Jumat, 28 September 2007

हेर्कुलानुस अगुस

Briyan Anak Brilian yang Fenomenal

Herkulanus Agus


Kebahagiaan sedang menerpa keluarga besar SD Suster dan sanggar kreatif Khatulistiwa Children Fun Art Khatulistiwa. Anak asuhnya Briyan Jevoncia siswa kelas 2 SD mengukir sejarah fenomenal internasional.
“Keberhasilan anak-anak KHACHIFA tidak diperoleh dengan cepat dan mudah, mereka sudah cukup lama berlatih dan bekerja keras untuk menghasilkan gambar yang bagus,” ungkap tim kreatif Khatulistiwa Children Fun Art (KHACHIFA) Ary Pudyanti yang didampingi Manejernya Eva Dolorosa, Sabtu (22/9) kemarin.
Briyan Jevoncia siswa kelas 2 SD Swasta Suster Pontianak adalah contoh siswa yang berhasil sejagad.
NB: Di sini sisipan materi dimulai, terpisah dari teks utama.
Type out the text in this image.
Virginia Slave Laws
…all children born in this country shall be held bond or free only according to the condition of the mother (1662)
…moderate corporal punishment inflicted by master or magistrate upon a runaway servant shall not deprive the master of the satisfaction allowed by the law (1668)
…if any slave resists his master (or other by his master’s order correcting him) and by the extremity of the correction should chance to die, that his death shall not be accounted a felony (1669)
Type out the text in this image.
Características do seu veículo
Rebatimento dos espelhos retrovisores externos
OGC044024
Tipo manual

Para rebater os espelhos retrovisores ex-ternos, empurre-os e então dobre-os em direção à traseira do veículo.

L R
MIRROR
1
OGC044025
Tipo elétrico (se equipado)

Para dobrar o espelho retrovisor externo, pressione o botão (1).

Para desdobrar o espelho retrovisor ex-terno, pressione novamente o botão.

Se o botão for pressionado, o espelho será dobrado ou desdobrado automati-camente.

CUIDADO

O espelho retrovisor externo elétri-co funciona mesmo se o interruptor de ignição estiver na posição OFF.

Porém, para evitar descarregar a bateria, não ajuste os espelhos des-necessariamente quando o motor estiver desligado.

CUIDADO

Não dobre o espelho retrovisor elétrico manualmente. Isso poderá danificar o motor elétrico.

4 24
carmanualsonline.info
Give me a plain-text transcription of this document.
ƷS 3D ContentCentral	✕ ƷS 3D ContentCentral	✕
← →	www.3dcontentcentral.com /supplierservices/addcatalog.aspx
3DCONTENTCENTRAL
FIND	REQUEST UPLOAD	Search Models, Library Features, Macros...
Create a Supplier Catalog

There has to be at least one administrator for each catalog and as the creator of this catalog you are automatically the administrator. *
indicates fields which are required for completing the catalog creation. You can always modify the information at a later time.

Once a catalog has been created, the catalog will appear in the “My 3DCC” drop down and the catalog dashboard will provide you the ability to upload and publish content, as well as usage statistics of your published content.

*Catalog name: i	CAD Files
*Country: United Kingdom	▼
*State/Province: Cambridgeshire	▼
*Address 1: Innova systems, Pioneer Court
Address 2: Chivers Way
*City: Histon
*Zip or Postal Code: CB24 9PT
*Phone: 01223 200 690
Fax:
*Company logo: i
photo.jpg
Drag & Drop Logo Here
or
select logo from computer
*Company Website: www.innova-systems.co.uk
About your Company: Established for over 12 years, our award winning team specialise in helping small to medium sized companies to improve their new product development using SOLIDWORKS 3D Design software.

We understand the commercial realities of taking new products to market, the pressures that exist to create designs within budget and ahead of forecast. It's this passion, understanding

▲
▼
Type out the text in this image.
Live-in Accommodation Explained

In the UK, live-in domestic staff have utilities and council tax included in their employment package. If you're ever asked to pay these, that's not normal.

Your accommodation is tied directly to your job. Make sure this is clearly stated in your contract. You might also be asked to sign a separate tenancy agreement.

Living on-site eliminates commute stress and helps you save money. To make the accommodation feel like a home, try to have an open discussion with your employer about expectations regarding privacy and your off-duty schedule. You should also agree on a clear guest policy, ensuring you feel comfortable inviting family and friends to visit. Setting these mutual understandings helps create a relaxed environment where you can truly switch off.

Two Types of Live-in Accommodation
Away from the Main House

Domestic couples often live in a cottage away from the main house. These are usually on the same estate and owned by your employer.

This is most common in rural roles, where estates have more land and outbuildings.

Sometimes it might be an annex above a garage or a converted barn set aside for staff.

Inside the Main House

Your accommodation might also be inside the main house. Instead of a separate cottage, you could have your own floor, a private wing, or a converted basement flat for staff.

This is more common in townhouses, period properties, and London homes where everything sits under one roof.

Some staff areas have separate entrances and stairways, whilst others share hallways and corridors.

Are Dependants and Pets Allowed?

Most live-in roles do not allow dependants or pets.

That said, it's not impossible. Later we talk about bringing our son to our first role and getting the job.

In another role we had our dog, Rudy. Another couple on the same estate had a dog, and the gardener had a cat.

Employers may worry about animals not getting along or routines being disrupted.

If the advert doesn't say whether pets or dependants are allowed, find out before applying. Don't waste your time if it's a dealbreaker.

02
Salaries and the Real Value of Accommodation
Ia yang brilian mendapat juara 1 lomba desain perangko Perserikatan Bangsa-Bangsa (PBB) dengan tema "We Can End Poverty" untuk peringatan dekade pertama hari internasional "Education for Poverty". Prestasinya membuat orang terpana. Karena keberhasilannya di dalam menyisihkan ribuan peserta di tingkat "International Children Art Competition" usia 6-15 tahun dari seluruh dunia.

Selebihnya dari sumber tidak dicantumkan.